The biggest issue here is not the loss of data, it’s your loss of its use.
Ransomware attacks shut down your networks. You’re left unable to conduct any business until you pay the ransom weeks or months later.
Does your business rely on a network?
Whether a small retail store or a large office, you are at risk.
Your risk increases with hybrid/remote workers as you cannot control their home networks to ensure necessary safety compliance.
With the right cyber liability policy, the insurance company can step in and negotiate a release of your data. Often, they’ll pay the ransom, cover loss of income and the forensic team to prevent future attacks. This brings us to the second concern, data breaches.
What happens when your business has been hacked?
Help, my customer database has been hacked!
Payment Card Industry (PCI) regulation was designed to ensure that any company that accepts, processes, stores, or transmits credit card information will maintain a secure environment.
Companies are held liable if customer’s personal data is stolen.
The law requires you to notify customers and provide a year of free credit monitoring to anyone who was potentially harmed. That can get very expensive, very quickly.
Even if you’ve hired a third-party vendor to handle incoming payments, you’re still liable. Those contracts are carefully written to shield the vendor from responsibility.
If the vendor gets hacked and your customers are affected, you’re on the hook if your customer is harmed or decides to sue.
How can Cyber Insurance protect your business?
Cyber liability can save your business
With the right cyber liability insurance, the insurance company will step in and defend you in any lawsuit, pay the settlement, and make the customer whole for any losses experienced.
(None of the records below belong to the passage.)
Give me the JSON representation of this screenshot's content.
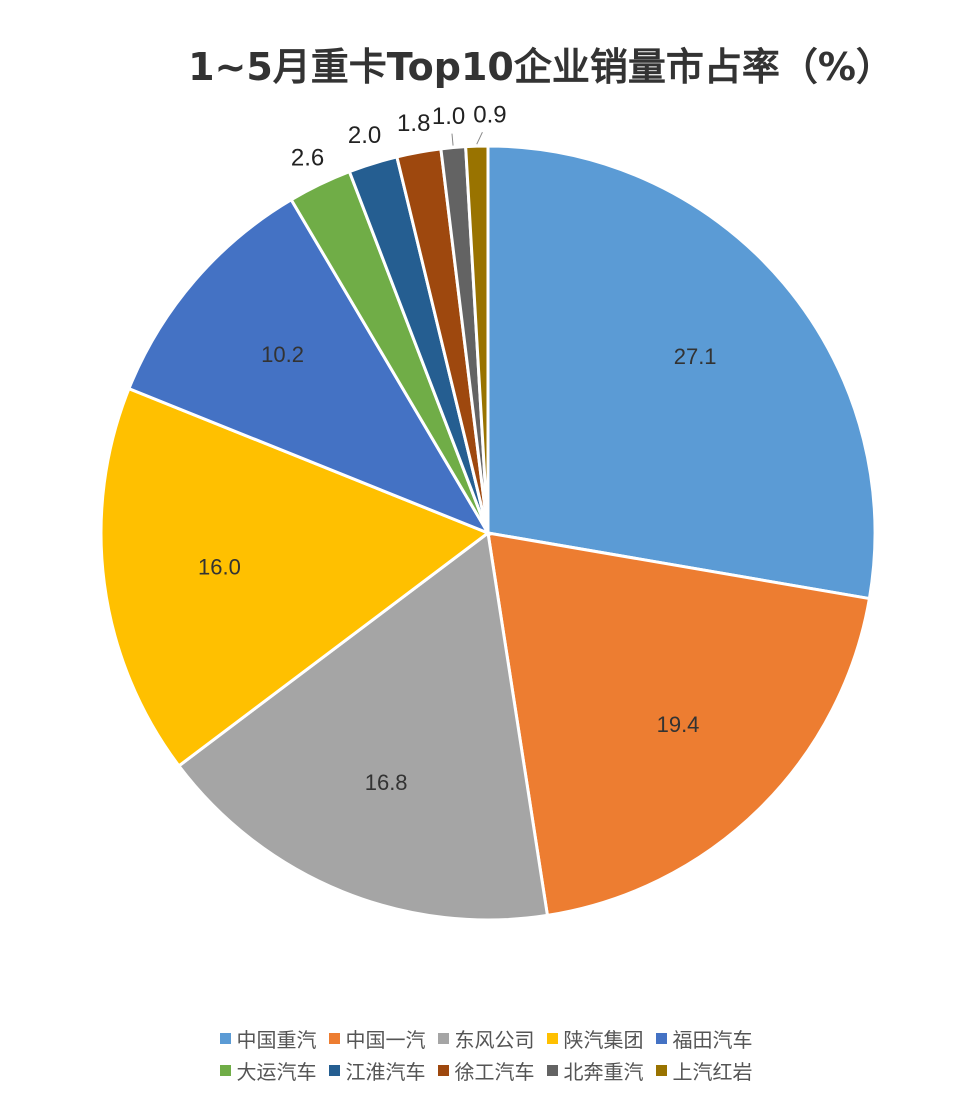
{
  "title": "1~5月重卡Top10企业销量市占率（%）",
  "chart_data": {
    "type": "pie",
    "title": "1~5月重卡Top10企业销量市占率（%）",
    "categories": [
      "中国重汽",
      "中国一汽",
      "东风公司",
      "陕汽集团",
      "福田汽车",
      "大运汽车",
      "江淮汽车",
      "徐工汽车",
      "北奔重汽",
      "上汽红岩"
    ],
    "values": [
      27.1,
      19.4,
      16.8,
      16.0,
      10.2,
      2.6,
      2.0,
      1.8,
      1.0,
      0.9
    ],
    "colors": [
      "#5B9BD5",
      "#ED7D31",
      "#A5A5A5",
      "#FFC000",
      "#4472C4",
      "#70AD47",
      "#255E91",
      "#9E480E",
      "#636363",
      "#997300"
    ],
    "start_angle_deg": 0,
    "direction": "clockwise",
    "data_labels": true,
    "legend_position": "bottom",
    "legend_rows": 2
  }
}
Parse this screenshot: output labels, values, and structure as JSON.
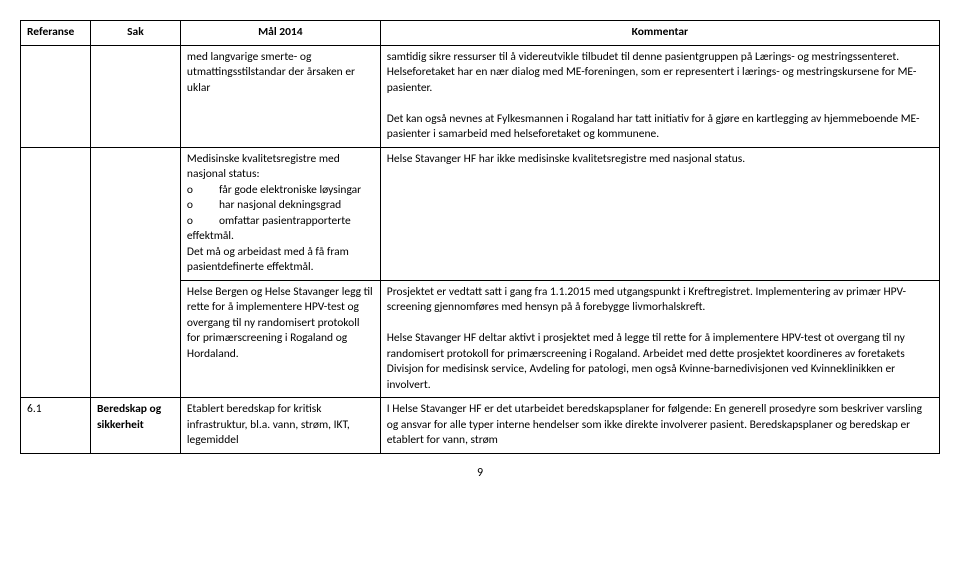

A single data breach could result in a massive legal bill. Realistically, it could mean the difference between keeping your business open – or not.
Then there’s the expense of hiring a forensic team.
They’ll figure out who was hacked, how far into your system the hackers got, what they took, and if they left any Trojan horses behind to make future attacks possible.
Some cyber liability carriers will include coverage for forensic cyber analysts to root out those issues.
Not all cyber liability policies are created equal.
What are your cyber concerns? Leaks of your customer’s personal information from your third-party vendor? A ransomware attack that shuts you down for a month?
It’s crucial to work with a broker who understands cyber liability, knows the marketplace and the carriers, and understands your business. Some carriers will provide only the basics for PCI compliance notification, others will provide more in-depth coverage for lawsuits and ransom payments.
A few moments and a few dollars spent with your broker now can protect your bottom line and the future of your company.